In the northern Netherlands, song rates of Wood Warblers Phylloscopus sibilatrix were quantified in 2015, mainly by repeatedly recording the number of songs per minute for each territorial male throughout the breeding season, from arrival until departure. A distinction was made between full song and short song, the latter typical of males having acquired a mate. Males started singing upon arrival, and continued to do so until a female showed up. Song rates of unmated males averaged 5.53 songs/min, declining to 3.27 during pair formation, 2.81 during nest-building and less than 1 during egg laying and incubation. Males stopped singing during the nestling stage. As soon as the male had acquired a female, song type changed from full song to short song, the latter always in a lower frequency than full song except during incubation (when 1.11 short songs/min). Unmated males continued singing until late June, when full song came to a dead stop. Polyterritorial males also continued singing until late June, but at a slightly lower frequency than unmated males (4.72 songs/min). Song rate was very stable throughout the day, from sunrise until early evening. A single male that was intensively monitored from arrival (16 May) until after mating (18 June) sang 185,000 times during this period. Body masses of unmated males were similar to that of mated males during the nestling stage (9.71 g and 9.50 g respectively). This may suggest that full singing is a costly enterprise, perhaps as costly as raising chicks.
As song rate and song type in Wood Warblers are closely associated with mating status and breeding stage, variations in the date of female arrivals (3.6-11.2 days after male arrivals) and laying date (7.4 and 24.3 days after female arrival) may result in large variations in annual detection probabilities.
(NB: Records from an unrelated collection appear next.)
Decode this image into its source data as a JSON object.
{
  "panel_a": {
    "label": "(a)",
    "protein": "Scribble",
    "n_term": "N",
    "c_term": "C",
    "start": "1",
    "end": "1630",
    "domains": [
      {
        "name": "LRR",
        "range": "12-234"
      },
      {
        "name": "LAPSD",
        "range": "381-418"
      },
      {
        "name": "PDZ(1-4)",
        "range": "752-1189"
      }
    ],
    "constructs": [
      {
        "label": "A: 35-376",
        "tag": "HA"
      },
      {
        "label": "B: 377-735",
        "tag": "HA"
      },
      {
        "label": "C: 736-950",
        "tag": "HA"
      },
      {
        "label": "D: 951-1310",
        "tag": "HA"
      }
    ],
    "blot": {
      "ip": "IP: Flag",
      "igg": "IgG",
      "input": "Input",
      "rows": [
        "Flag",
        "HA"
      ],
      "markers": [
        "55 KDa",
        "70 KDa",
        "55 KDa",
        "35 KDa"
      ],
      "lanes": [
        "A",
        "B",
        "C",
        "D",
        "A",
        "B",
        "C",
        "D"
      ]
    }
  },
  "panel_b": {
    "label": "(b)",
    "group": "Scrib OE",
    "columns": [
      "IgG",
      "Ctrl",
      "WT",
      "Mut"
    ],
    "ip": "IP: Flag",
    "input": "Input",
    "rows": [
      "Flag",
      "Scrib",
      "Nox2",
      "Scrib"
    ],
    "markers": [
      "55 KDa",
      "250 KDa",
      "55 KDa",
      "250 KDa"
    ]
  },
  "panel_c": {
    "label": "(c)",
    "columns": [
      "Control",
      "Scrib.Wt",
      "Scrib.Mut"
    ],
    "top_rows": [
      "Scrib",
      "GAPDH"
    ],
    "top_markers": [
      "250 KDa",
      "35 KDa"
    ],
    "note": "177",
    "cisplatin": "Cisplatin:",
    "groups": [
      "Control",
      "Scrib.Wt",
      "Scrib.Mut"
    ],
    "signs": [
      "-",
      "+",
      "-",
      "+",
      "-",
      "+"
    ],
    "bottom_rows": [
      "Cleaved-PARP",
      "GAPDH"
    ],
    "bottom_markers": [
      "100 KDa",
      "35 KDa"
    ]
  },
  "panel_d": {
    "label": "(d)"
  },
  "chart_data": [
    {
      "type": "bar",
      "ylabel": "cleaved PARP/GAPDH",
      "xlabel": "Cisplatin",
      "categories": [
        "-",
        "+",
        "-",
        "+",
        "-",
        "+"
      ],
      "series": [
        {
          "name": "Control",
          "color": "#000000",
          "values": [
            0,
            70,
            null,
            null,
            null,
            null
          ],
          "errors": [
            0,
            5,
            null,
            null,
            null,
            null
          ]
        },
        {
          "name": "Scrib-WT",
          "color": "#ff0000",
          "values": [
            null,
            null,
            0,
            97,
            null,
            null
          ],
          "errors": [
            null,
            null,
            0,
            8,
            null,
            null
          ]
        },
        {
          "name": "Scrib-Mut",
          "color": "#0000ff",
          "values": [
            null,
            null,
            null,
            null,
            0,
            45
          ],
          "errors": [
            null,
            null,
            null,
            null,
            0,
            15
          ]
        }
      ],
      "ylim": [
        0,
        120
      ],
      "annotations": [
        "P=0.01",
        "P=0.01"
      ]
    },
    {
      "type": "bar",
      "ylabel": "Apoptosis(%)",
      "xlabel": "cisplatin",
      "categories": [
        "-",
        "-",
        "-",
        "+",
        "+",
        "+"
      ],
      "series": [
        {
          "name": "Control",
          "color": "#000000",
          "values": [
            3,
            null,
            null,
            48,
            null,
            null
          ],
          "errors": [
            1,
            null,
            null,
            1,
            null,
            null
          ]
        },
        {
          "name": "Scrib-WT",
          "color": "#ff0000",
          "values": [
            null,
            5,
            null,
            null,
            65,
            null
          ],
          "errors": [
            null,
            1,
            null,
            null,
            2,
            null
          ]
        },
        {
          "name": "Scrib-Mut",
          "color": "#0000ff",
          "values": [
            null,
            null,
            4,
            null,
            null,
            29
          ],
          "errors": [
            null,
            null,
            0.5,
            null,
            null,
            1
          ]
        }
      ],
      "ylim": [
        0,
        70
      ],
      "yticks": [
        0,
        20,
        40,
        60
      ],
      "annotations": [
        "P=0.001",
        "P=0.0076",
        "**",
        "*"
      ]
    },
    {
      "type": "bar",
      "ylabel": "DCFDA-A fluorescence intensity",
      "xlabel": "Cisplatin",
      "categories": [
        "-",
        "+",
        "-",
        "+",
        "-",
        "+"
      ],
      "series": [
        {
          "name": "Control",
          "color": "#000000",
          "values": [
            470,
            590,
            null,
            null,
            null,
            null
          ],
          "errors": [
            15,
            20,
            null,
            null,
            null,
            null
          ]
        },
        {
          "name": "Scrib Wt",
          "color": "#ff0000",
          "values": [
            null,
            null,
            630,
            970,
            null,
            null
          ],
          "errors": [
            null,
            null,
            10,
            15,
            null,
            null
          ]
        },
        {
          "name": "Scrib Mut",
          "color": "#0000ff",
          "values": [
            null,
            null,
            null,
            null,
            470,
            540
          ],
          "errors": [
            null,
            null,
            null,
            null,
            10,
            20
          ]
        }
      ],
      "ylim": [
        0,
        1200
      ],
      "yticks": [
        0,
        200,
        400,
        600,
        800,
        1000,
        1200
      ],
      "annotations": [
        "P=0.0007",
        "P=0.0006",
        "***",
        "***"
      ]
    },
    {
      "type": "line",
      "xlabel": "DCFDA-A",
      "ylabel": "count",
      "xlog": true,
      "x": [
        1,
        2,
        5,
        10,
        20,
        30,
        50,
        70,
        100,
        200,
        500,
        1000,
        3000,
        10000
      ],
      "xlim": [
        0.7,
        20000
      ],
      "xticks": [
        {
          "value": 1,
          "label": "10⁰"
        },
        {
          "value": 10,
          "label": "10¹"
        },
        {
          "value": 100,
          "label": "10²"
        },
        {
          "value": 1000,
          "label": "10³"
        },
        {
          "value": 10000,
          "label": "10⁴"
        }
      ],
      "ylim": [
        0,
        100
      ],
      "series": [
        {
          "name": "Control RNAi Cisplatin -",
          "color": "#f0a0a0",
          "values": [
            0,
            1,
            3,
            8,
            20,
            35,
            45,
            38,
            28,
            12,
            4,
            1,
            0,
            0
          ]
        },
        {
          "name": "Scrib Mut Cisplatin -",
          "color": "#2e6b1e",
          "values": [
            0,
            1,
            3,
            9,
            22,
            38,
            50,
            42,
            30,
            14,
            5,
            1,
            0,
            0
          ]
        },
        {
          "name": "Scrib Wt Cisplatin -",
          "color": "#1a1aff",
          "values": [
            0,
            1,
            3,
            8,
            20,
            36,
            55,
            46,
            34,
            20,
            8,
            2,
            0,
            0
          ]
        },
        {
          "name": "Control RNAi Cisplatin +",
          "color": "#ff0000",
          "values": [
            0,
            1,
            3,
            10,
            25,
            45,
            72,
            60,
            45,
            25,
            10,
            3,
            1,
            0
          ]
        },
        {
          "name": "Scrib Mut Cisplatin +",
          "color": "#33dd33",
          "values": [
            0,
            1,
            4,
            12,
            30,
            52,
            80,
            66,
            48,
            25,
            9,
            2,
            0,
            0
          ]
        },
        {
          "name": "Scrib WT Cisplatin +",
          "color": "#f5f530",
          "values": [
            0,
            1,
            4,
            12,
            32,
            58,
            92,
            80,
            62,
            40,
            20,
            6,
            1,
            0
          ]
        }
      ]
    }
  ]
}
Also, the proportion of unmated males in Dutch Wood Warbler populations varied between 0 and 100% per annum (on average 49% on the Veluwe in 1974-2015, and 54% in Drenthe in 2011-15), again resulting in widely differing detection probabilities. Together with the males tendency to form clusters of territories (a mixture of mated and unmated males), polyterritoriality (at least 6-8% in Drenthe, but probably more frequent) and large annual variation in breeding success (naive breeding success varying between 12 and 60% on Veluwe in 1974-2015, and between 25 and 75% in Drenthe in 2011-15), the large variation in timing and mating frequency are likely to cause significant variations in annual detection probablities. Only when detection probabilities are validated each year, and breeding surveys take into account song and call types to interpret mating status and breeding stage, can monitoring of Wood Warblers hope to approach reality and produce biologically meaningful data.